Provenance: Stadt. Nurnberg (Museum of the City of Nuremberg), with their double (acquisition, de-aquisition) stamp verso.
The second state is with the letters, which, as Clifford Ackley has pointed out in Printmaking in the Age of Rembrandt were “often cut off by later owners, are very much part of the total aesthetic effect of his engravings.”
Goudt made only seven engravings, all after paintings of the revered German painter Adam Elsheimer. Still, Goudt was one of the most influential of all early 17th Century Dutch printmakers, not least because of his effect on Rembrandt, particularly Rembrandt’s darker or night prints; Goudt’s engravings also influenced Italian and French printmakers; e.g., in all probability the night scenes of Jacques Callot – including the patterning of cross-hatched lines which created darkness – were adapted from Goudt.
According to Ovid (Metamorphoses), Philemon and Baucis were an old couple who welcomed two travelers to their humble home who had been turned away by other richer households. As curious incidents occurred, e.g., the wine bowl replenished itself, it became apparent that the two travelers were not who they seemed to be, and indeed they turned out to be none other than Jupiter and Mercury. Good things then happened to Philemon and Baucis, e.g., they were granted their wish to become priests, their house became a temple and survived a flood.

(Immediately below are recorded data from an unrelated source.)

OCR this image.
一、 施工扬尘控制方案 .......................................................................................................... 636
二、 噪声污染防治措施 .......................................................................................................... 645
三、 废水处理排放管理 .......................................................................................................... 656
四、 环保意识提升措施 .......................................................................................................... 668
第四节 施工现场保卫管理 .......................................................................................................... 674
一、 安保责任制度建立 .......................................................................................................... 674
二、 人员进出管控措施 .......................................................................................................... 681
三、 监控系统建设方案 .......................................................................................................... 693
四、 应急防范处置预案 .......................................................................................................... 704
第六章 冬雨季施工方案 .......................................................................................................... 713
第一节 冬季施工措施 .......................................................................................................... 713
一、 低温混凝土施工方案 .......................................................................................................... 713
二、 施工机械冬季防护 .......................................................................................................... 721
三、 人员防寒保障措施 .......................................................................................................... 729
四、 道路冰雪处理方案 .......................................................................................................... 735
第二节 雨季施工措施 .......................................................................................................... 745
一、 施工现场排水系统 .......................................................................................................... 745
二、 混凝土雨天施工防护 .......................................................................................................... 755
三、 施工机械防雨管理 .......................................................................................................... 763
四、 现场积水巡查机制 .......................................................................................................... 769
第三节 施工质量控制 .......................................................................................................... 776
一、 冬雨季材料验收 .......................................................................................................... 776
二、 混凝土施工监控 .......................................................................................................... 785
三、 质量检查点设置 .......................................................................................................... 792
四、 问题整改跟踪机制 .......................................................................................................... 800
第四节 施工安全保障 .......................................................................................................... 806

In the engraving Mercury (wearing his tell-tale winged hat) and Jupiter relax at the right, while Baucis offers them a blanket; Philomon is outside in the dark with a candle gathering some food. A basket of food (vegetables, fish, eggs) is depicted lower left. A couple of tiny oil lamps illuminate the scene. Although their furnishings are modest, Philomen and Baucis do seem to have a lovely painting (with a woman -Judith? – carrying a head, a bull, etc.) on their wall.
At the beginning of the seventeeth century Goudt travelled to Rome, where he lived with Elsheimer from 1607 until just before the latter’s death in 1610. Goudt was both Elsheimer’s pupil and patron. The painting that inspired this engraving is now in the Gemaldegalerie, Dresden. This picture was in Goudt’s possession by 1612, and was one of several paintings by Elsheimer which he took with him from Rome to the Netherlands.